In Madsen's freeze frame analysis, a few frames after Holte's camera was possibly damaged, Holte can be seen lying face-down on the floor.
Koponen testified that Holte suffered three gunshot wounds, as well as a number of abrasions on his face and back, likely caused by fractured bullets or debris hitting him as the dining room table in front of him took fire. All three gunshot wounds traveled through Holte's body from right to left, which indicates to Koponen that Holte received all three wounds in rapid succession. He was shot once in each of his arms, with each of those two injuries resulting in catastrophic exit wounds Koponen said could have been fatal if left untreated.
However, Holte's fatal wound was a gunshot wound in his back, which fractured three ribs as it passed across his body, severing multiple arteries, penetrating his lung near its connection to his heart and traveling through his esophagus and diaphragm. The bullet was recovered in Holte's stomach, Koponen said. The wound resulted in massive internal bleeding, which caused his death.
Dr. Frans Maritz, a firearms expert from the South Dakota Division of Criminal Investigations who performed ballistics analysis in the case, testified that the bullets that killed Holte and Moore were consistent with what would be used in Pendleton's AK-74, although he was unable to positively determine that the bullets came from Pendleton's rifle specifically -- however, he was able to conclusively rule out the Glock pistols and AR-15 rifles used by police.
Madsen noted that during the shooting, it's difficult to confirm that the figure seen in the footage who appears to be shooting at police is Pendleton -- however, he noted that the figure appears to be dressed similarly as Pendleton was that day. He also testified that a sweep of the apartment after the shooting found no one else in the residence.
Pendleton also suffered gunshot injuries on both his thighs, as well as his shoulder, forearm, hand and ankle, Madsen said.

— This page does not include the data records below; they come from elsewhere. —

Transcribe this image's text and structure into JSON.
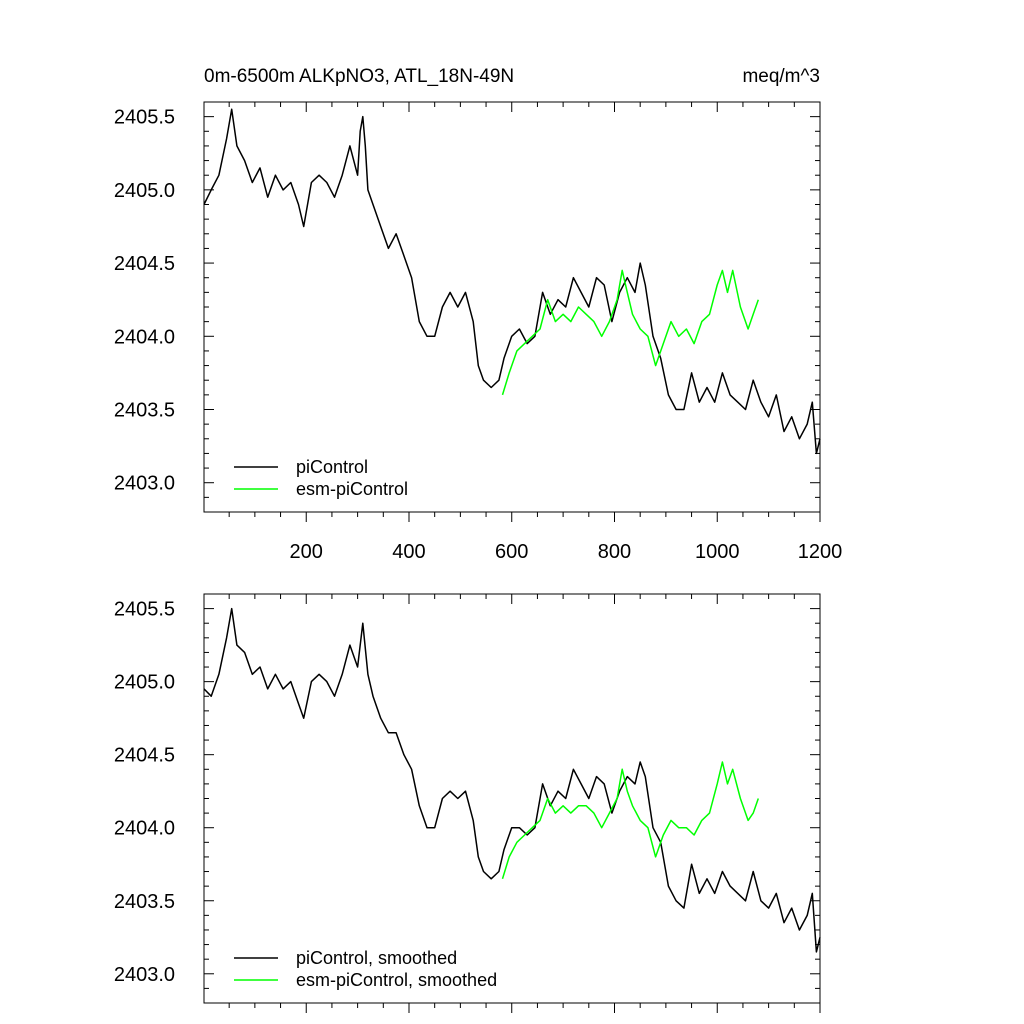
{
  "chart_data": [
    {
      "type": "line",
      "title": "0m-6500m ALKpNO3, ATL_18N-49N",
      "units": "meq/m^3",
      "xlim": [
        1,
        1200
      ],
      "ylim": [
        2402.8,
        2405.6
      ],
      "x_ticks": [
        200,
        400,
        600,
        800,
        1000,
        1200
      ],
      "y_ticks": [
        2403.0,
        2403.5,
        2404.0,
        2404.5,
        2405.0,
        2405.5
      ],
      "grid": false,
      "legend": "bottom-left",
      "series": [
        {
          "name": "piControl",
          "color": "#000000",
          "x": [
            1,
            15,
            30,
            45,
            55,
            65,
            80,
            95,
            110,
            125,
            140,
            155,
            170,
            185,
            195,
            210,
            225,
            240,
            255,
            270,
            285,
            300,
            305,
            310,
            315,
            320,
            330,
            345,
            360,
            375,
            390,
            405,
            420,
            435,
            450,
            465,
            480,
            495,
            510,
            525,
            535,
            545,
            560,
            575,
            585,
            600,
            615,
            630,
            645,
            660,
            675,
            690,
            705,
            720,
            735,
            750,
            765,
            780,
            795,
            810,
            825,
            840,
            850,
            860,
            875,
            890,
            905,
            920,
            935,
            950,
            965,
            980,
            995,
            1010,
            1025,
            1040,
            1055,
            1070,
            1085,
            1100,
            1115,
            1130,
            1145,
            1160,
            1175,
            1185,
            1193,
            1200
          ],
          "y": [
            2404.9,
            2405.0,
            2405.1,
            2405.35,
            2405.55,
            2405.3,
            2405.2,
            2405.05,
            2405.15,
            2404.95,
            2405.1,
            2405.0,
            2405.05,
            2404.9,
            2404.75,
            2405.05,
            2405.1,
            2405.05,
            2404.95,
            2405.1,
            2405.3,
            2405.1,
            2405.4,
            2405.5,
            2405.3,
            2405.0,
            2404.9,
            2404.75,
            2404.6,
            2404.7,
            2404.55,
            2404.4,
            2404.1,
            2404.0,
            2404.0,
            2404.2,
            2404.3,
            2404.2,
            2404.3,
            2404.1,
            2403.8,
            2403.7,
            2403.65,
            2403.7,
            2403.85,
            2404.0,
            2404.05,
            2403.95,
            2404.0,
            2404.3,
            2404.15,
            2404.25,
            2404.2,
            2404.4,
            2404.3,
            2404.2,
            2404.4,
            2404.35,
            2404.1,
            2404.3,
            2404.4,
            2404.3,
            2404.5,
            2404.35,
            2404.0,
            2403.85,
            2403.6,
            2403.5,
            2403.5,
            2403.75,
            2403.55,
            2403.65,
            2403.55,
            2403.75,
            2403.6,
            2403.55,
            2403.5,
            2403.7,
            2403.55,
            2403.45,
            2403.6,
            2403.35,
            2403.45,
            2403.3,
            2403.4,
            2403.55,
            2403.2,
            2403.3
          ]
        },
        {
          "name": "esm-piControl",
          "color": "#00ff00",
          "x": [
            582,
            595,
            610,
            625,
            640,
            655,
            670,
            685,
            700,
            715,
            730,
            745,
            760,
            775,
            790,
            805,
            815,
            825,
            835,
            850,
            865,
            880,
            895,
            910,
            925,
            940,
            955,
            970,
            985,
            1000,
            1010,
            1020,
            1030,
            1045,
            1060,
            1070,
            1080
          ],
          "y": [
            2403.6,
            2403.75,
            2403.9,
            2403.95,
            2404.0,
            2404.05,
            2404.25,
            2404.1,
            2404.15,
            2404.1,
            2404.2,
            2404.15,
            2404.1,
            2404.0,
            2404.1,
            2404.25,
            2404.45,
            2404.3,
            2404.15,
            2404.05,
            2404.0,
            2403.8,
            2403.95,
            2404.1,
            2404.0,
            2404.05,
            2403.95,
            2404.1,
            2404.15,
            2404.35,
            2404.45,
            2404.3,
            2404.45,
            2404.2,
            2404.05,
            2404.15,
            2404.25
          ]
        }
      ]
    },
    {
      "type": "line",
      "title": "",
      "xlim": [
        1,
        1200
      ],
      "ylim": [
        2402.8,
        2405.6
      ],
      "y_ticks": [
        2403.0,
        2403.5,
        2404.0,
        2404.5,
        2405.0,
        2405.5
      ],
      "grid": false,
      "legend": "bottom-left",
      "series": [
        {
          "name": "piControl, smoothed",
          "color": "#000000",
          "x": [
            1,
            15,
            30,
            45,
            55,
            65,
            80,
            95,
            110,
            125,
            140,
            155,
            170,
            185,
            195,
            210,
            225,
            240,
            255,
            270,
            285,
            300,
            310,
            320,
            330,
            345,
            360,
            375,
            390,
            405,
            420,
            435,
            450,
            465,
            480,
            495,
            510,
            525,
            535,
            545,
            560,
            575,
            585,
            600,
            615,
            630,
            645,
            660,
            675,
            690,
            705,
            720,
            735,
            750,
            765,
            780,
            795,
            810,
            825,
            840,
            850,
            860,
            875,
            890,
            905,
            920,
            935,
            950,
            965,
            980,
            995,
            1010,
            1025,
            1040,
            1055,
            1070,
            1085,
            1100,
            1115,
            1130,
            1145,
            1160,
            1175,
            1185,
            1193,
            1200
          ],
          "y": [
            2404.95,
            2404.9,
            2405.05,
            2405.3,
            2405.5,
            2405.25,
            2405.2,
            2405.05,
            2405.1,
            2404.95,
            2405.05,
            2404.95,
            2405.0,
            2404.85,
            2404.75,
            2405.0,
            2405.05,
            2405.0,
            2404.9,
            2405.05,
            2405.25,
            2405.1,
            2405.4,
            2405.05,
            2404.9,
            2404.75,
            2404.65,
            2404.65,
            2404.5,
            2404.4,
            2404.15,
            2404.0,
            2404.0,
            2404.2,
            2404.25,
            2404.2,
            2404.25,
            2404.05,
            2403.8,
            2403.7,
            2403.65,
            2403.7,
            2403.85,
            2404.0,
            2404.0,
            2403.95,
            2404.0,
            2404.3,
            2404.15,
            2404.25,
            2404.2,
            2404.4,
            2404.3,
            2404.2,
            2404.35,
            2404.3,
            2404.1,
            2404.25,
            2404.35,
            2404.3,
            2404.45,
            2404.35,
            2404.0,
            2403.9,
            2403.6,
            2403.5,
            2403.45,
            2403.75,
            2403.55,
            2403.65,
            2403.55,
            2403.7,
            2403.6,
            2403.55,
            2403.5,
            2403.7,
            2403.5,
            2403.45,
            2403.55,
            2403.35,
            2403.45,
            2403.3,
            2403.4,
            2403.55,
            2403.15,
            2403.25
          ]
        },
        {
          "name": "esm-piControl, smoothed",
          "color": "#00ff00",
          "x": [
            582,
            595,
            610,
            625,
            640,
            655,
            670,
            685,
            700,
            715,
            730,
            745,
            760,
            775,
            790,
            805,
            815,
            825,
            835,
            850,
            865,
            880,
            895,
            910,
            925,
            940,
            955,
            970,
            985,
            1000,
            1010,
            1020,
            1030,
            1045,
            1060,
            1070,
            1080
          ],
          "y": [
            2403.65,
            2403.8,
            2403.9,
            2403.95,
            2404.0,
            2404.05,
            2404.2,
            2404.1,
            2404.15,
            2404.1,
            2404.15,
            2404.15,
            2404.1,
            2404.0,
            2404.1,
            2404.2,
            2404.4,
            2404.25,
            2404.15,
            2404.05,
            2404.0,
            2403.8,
            2403.95,
            2404.05,
            2404.0,
            2404.0,
            2403.95,
            2404.05,
            2404.1,
            2404.3,
            2404.45,
            2404.3,
            2404.4,
            2404.2,
            2404.05,
            2404.1,
            2404.2
          ]
        }
      ]
    }
  ]
}
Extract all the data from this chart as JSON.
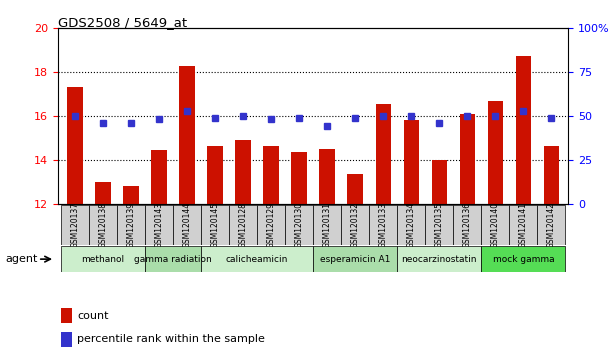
{
  "title": "GDS2508 / 5649_at",
  "samples": [
    "GSM120137",
    "GSM120138",
    "GSM120139",
    "GSM120143",
    "GSM120144",
    "GSM120145",
    "GSM120128",
    "GSM120129",
    "GSM120130",
    "GSM120131",
    "GSM120132",
    "GSM120133",
    "GSM120134",
    "GSM120135",
    "GSM120136",
    "GSM120140",
    "GSM120141",
    "GSM120142"
  ],
  "bar_values": [
    17.3,
    13.0,
    12.8,
    14.45,
    18.3,
    14.65,
    14.9,
    14.65,
    14.35,
    14.5,
    13.35,
    16.55,
    15.8,
    14.0,
    16.1,
    16.7,
    18.75,
    14.65
  ],
  "dot_values_pct": [
    50,
    46,
    46,
    48,
    53,
    49,
    50,
    48,
    49,
    44,
    49,
    50,
    50,
    46,
    50,
    50,
    53,
    49
  ],
  "ylim_left": [
    12,
    20
  ],
  "ylim_right": [
    0,
    100
  ],
  "yticks_left": [
    12,
    14,
    16,
    18,
    20
  ],
  "yticks_right": [
    0,
    25,
    50,
    75,
    100
  ],
  "bar_color": "#cc1100",
  "dot_color": "#3333cc",
  "groups": [
    {
      "label": "methanol",
      "start": 0,
      "end": 3,
      "color": "#cceecc"
    },
    {
      "label": "gamma radiation",
      "start": 3,
      "end": 5,
      "color": "#aaddaa"
    },
    {
      "label": "calicheamicin",
      "start": 5,
      "end": 9,
      "color": "#cceecc"
    },
    {
      "label": "esperamicin A1",
      "start": 9,
      "end": 12,
      "color": "#aaddaa"
    },
    {
      "label": "neocarzinostatin",
      "start": 12,
      "end": 15,
      "color": "#cceecc"
    },
    {
      "label": "mock gamma",
      "start": 15,
      "end": 18,
      "color": "#55dd55"
    }
  ],
  "agent_label": "agent",
  "legend_count_label": "count",
  "legend_pct_label": "percentile rank within the sample"
}
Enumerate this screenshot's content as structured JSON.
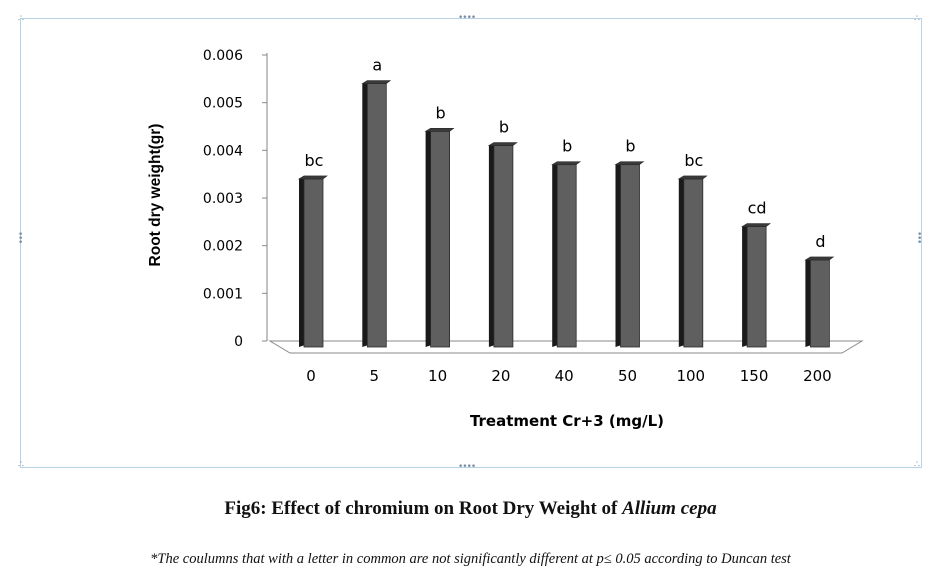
{
  "chart_data": {
    "type": "bar",
    "categories": [
      "0",
      "5",
      "10",
      "20",
      "40",
      "50",
      "100",
      "150",
      "200"
    ],
    "values": [
      0.0034,
      0.0054,
      0.0044,
      0.0041,
      0.0037,
      0.0037,
      0.0034,
      0.0024,
      0.0017
    ],
    "significance_letters": [
      "bc",
      "a",
      "b",
      "b",
      "b",
      "b",
      "bc",
      "cd",
      "d"
    ],
    "xlabel": "Treatment Cr+3 (mg/L)",
    "ylabel": "Root dry weight(gr)",
    "ylim": [
      0,
      0.006
    ],
    "yticks": [
      "0",
      "0.001",
      "0.002",
      "0.003",
      "0.004",
      "0.005",
      "0.006"
    ],
    "grid": false,
    "bar_color": "#5f5f5f"
  },
  "caption": {
    "prefix": "Fig6: Effect of chromium on Root Dry Weight of ",
    "species": "Allium cepa"
  },
  "note": "*The coulumns  that with a letter in common are not significantly different at p≤ 0.05 according to Duncan test"
}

After the state rested and the jury was dismissed for the weekend, defense attorney Steven Mottinger argued that the state had not met its burden of proof for Pendleton's eight charges, excluding intent to sell marijuana, and asked presiding Judge Donald Hager to dismiss those eight charges. Hager denied Mottinger's request.
The defense will begin calling witnesses on Monday, when Pendleton is also expected to testify. Attorneys are expected to give their closing arguments on Tuesday, July 13.